Vidal’s contention is that Obama’s opponents, motivated by racism, have set out to discredit him:

Repetition. They keep saying he’s really a terrorist and they even deny he’s black. He’s obviously brown in some way – a vicious way – because we know what they are like; those are terrorists.

This febrile political atmosphere, combined with economic turmoil, is a recipe for disaster:

I should not in the least be surprised if there were a kind of dictatorship at the end of the road, which seems to be coming more and more quickly as we lose more and more wars.

Vidal also gave his verdict on Britain’s current Prime Minister:

Have you any opinion on our new Downing Street tenant, Mr Cameron?
You do like to adjust to types.

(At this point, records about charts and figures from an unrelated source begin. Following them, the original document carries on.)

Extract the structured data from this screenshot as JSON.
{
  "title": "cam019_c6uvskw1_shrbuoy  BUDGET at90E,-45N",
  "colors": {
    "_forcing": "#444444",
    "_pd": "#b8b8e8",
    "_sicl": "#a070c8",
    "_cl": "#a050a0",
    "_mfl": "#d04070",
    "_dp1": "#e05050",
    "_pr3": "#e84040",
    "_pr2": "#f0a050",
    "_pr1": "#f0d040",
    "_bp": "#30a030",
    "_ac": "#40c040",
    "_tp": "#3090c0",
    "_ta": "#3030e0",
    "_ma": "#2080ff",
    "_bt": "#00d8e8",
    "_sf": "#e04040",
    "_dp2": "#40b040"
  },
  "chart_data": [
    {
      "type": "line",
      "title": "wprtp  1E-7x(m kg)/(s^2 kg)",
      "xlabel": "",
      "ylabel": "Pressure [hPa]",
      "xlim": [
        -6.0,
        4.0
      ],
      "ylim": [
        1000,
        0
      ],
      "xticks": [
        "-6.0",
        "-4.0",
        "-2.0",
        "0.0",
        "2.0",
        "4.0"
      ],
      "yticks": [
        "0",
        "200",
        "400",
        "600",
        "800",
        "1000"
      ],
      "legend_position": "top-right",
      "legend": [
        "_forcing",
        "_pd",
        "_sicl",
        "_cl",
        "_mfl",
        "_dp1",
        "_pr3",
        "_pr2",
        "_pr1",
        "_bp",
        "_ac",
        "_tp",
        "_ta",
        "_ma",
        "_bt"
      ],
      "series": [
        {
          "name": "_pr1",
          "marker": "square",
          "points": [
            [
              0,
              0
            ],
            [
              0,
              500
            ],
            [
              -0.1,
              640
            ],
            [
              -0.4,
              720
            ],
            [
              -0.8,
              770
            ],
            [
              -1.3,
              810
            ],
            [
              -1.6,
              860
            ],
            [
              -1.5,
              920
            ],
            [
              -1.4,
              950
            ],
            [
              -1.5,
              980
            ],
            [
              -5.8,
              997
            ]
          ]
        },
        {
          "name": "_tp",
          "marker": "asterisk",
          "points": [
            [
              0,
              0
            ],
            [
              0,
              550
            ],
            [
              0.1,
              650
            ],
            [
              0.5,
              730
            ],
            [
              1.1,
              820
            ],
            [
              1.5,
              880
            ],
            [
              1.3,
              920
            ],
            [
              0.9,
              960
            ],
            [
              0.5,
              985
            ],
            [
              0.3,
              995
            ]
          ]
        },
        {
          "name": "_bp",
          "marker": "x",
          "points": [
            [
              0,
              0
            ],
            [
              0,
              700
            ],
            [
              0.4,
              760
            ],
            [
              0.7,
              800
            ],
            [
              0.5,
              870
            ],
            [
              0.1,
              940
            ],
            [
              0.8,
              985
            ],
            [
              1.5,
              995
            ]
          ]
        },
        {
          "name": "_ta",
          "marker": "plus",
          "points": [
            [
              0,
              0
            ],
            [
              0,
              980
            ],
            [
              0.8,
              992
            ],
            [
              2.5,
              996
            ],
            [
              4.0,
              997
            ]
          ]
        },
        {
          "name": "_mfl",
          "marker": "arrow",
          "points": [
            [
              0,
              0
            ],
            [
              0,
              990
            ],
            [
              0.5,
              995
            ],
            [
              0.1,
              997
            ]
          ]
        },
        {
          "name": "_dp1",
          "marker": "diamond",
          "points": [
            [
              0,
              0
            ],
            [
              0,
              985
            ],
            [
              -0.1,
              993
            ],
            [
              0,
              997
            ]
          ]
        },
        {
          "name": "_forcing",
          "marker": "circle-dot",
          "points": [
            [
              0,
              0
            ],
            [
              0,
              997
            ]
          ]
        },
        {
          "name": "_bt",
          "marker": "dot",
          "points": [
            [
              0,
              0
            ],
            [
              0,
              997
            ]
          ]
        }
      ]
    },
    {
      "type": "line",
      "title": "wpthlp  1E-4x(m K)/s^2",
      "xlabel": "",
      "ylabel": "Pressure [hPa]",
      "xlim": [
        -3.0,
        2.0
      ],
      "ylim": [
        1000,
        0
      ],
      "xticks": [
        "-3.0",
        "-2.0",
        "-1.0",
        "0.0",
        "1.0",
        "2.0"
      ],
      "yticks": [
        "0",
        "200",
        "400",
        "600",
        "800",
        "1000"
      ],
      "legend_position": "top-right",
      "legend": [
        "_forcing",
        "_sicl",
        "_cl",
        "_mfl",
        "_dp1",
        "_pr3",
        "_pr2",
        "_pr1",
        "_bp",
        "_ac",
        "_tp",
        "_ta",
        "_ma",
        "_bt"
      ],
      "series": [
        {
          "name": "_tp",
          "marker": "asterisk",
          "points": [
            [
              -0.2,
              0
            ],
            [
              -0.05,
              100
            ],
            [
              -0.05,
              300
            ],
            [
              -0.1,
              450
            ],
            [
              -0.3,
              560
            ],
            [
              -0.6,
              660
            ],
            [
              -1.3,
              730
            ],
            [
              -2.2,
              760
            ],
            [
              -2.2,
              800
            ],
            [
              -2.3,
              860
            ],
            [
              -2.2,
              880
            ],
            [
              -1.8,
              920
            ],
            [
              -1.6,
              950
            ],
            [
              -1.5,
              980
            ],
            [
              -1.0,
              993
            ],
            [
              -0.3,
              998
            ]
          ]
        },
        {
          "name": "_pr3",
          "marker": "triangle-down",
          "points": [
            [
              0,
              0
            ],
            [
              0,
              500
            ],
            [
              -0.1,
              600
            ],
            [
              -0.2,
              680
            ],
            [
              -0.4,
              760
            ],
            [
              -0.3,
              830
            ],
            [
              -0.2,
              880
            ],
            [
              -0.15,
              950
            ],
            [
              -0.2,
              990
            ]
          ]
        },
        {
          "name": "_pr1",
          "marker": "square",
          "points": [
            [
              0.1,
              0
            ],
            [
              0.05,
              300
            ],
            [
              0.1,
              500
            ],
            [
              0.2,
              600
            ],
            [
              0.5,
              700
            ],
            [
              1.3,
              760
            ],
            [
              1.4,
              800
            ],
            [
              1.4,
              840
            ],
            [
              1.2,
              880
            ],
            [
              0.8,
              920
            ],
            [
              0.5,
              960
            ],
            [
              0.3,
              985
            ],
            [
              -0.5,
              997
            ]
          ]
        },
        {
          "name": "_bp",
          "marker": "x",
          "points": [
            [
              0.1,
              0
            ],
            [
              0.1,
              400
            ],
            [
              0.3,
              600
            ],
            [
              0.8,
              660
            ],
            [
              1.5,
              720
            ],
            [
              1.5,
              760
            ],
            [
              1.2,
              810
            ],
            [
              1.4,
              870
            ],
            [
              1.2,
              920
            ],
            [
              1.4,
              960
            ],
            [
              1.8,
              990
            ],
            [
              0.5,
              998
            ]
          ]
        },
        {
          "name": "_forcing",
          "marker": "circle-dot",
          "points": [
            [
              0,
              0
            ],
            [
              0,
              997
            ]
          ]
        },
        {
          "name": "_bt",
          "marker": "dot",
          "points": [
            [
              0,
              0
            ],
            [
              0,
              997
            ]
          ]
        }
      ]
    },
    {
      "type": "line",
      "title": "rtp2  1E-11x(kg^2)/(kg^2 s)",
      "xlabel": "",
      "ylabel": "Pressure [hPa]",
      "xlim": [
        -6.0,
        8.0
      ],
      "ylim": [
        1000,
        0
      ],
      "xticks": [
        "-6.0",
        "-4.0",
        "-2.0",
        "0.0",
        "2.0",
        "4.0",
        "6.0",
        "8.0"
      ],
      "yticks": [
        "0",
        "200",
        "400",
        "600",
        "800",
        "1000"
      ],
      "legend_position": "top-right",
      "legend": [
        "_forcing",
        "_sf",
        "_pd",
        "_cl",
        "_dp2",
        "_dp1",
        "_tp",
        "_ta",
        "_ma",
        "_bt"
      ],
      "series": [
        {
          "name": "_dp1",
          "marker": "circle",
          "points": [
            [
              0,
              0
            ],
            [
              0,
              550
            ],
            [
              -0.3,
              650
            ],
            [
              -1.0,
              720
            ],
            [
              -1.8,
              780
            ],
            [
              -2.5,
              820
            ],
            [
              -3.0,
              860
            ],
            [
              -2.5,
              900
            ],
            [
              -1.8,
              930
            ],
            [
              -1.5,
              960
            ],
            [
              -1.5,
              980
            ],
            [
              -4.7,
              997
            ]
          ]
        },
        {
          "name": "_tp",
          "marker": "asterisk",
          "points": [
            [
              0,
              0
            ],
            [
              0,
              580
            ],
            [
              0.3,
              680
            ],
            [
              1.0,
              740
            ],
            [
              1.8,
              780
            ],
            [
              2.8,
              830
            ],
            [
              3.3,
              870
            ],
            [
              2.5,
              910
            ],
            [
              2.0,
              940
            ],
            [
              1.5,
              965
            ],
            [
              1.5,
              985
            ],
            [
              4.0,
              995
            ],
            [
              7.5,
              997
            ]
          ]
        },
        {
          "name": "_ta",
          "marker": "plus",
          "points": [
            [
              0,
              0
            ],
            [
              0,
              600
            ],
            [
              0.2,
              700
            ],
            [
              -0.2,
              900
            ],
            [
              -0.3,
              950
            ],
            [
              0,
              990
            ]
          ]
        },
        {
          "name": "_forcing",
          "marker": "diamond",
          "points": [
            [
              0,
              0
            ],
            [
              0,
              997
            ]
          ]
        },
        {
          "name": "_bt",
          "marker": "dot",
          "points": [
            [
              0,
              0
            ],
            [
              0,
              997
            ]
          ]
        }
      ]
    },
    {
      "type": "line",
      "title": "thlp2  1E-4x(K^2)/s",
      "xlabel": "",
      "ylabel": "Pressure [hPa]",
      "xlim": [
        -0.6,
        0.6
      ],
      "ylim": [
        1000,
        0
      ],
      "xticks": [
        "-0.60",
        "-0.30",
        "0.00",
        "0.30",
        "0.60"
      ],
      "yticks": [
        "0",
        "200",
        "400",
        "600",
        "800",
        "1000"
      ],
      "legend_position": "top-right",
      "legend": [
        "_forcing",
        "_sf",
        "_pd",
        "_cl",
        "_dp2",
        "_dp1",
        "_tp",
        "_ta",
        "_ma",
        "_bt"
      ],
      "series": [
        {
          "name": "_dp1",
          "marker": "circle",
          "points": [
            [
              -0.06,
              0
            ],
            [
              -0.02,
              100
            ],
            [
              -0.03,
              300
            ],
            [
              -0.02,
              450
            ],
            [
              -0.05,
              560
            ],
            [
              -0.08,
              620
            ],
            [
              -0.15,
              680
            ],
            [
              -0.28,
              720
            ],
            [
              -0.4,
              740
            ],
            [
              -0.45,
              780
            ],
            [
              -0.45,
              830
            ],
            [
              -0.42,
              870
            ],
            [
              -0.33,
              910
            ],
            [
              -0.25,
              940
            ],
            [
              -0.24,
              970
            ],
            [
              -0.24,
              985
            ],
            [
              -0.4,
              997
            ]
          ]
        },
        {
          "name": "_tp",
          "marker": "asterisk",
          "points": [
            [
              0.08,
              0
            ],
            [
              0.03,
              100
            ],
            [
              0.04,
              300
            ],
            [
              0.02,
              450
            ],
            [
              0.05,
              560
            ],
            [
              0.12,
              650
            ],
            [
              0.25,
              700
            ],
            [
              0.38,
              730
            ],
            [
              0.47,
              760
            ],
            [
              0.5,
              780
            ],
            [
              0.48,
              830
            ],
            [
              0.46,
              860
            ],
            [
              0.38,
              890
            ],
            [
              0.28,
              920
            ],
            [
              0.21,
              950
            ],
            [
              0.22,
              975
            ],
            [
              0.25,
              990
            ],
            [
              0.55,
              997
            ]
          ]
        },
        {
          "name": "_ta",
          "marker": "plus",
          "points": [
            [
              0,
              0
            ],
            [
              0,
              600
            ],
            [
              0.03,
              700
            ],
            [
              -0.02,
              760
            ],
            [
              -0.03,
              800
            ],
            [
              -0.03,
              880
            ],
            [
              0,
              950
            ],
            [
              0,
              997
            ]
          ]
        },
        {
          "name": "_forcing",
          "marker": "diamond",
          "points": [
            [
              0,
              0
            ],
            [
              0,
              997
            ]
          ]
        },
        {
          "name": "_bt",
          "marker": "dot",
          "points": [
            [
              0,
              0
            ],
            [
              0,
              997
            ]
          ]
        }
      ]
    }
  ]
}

You’ve got all the right types you should have for government in this adorable Tory. He’s everything we thought Bertie Wooster was – and God knows we worship Bertie Wooster, in the form of Hugh Laurie.

And there is a warning for Britain, too, over the direction of its foreign policy:

Anybody who tries to hang on to America’s coat-tails is going to find himself up to his eyeballs in, well, deceit and corruption. This is the crookedest place on earth – and I never thought I would go that far, having been to many other countries at least south of our borders.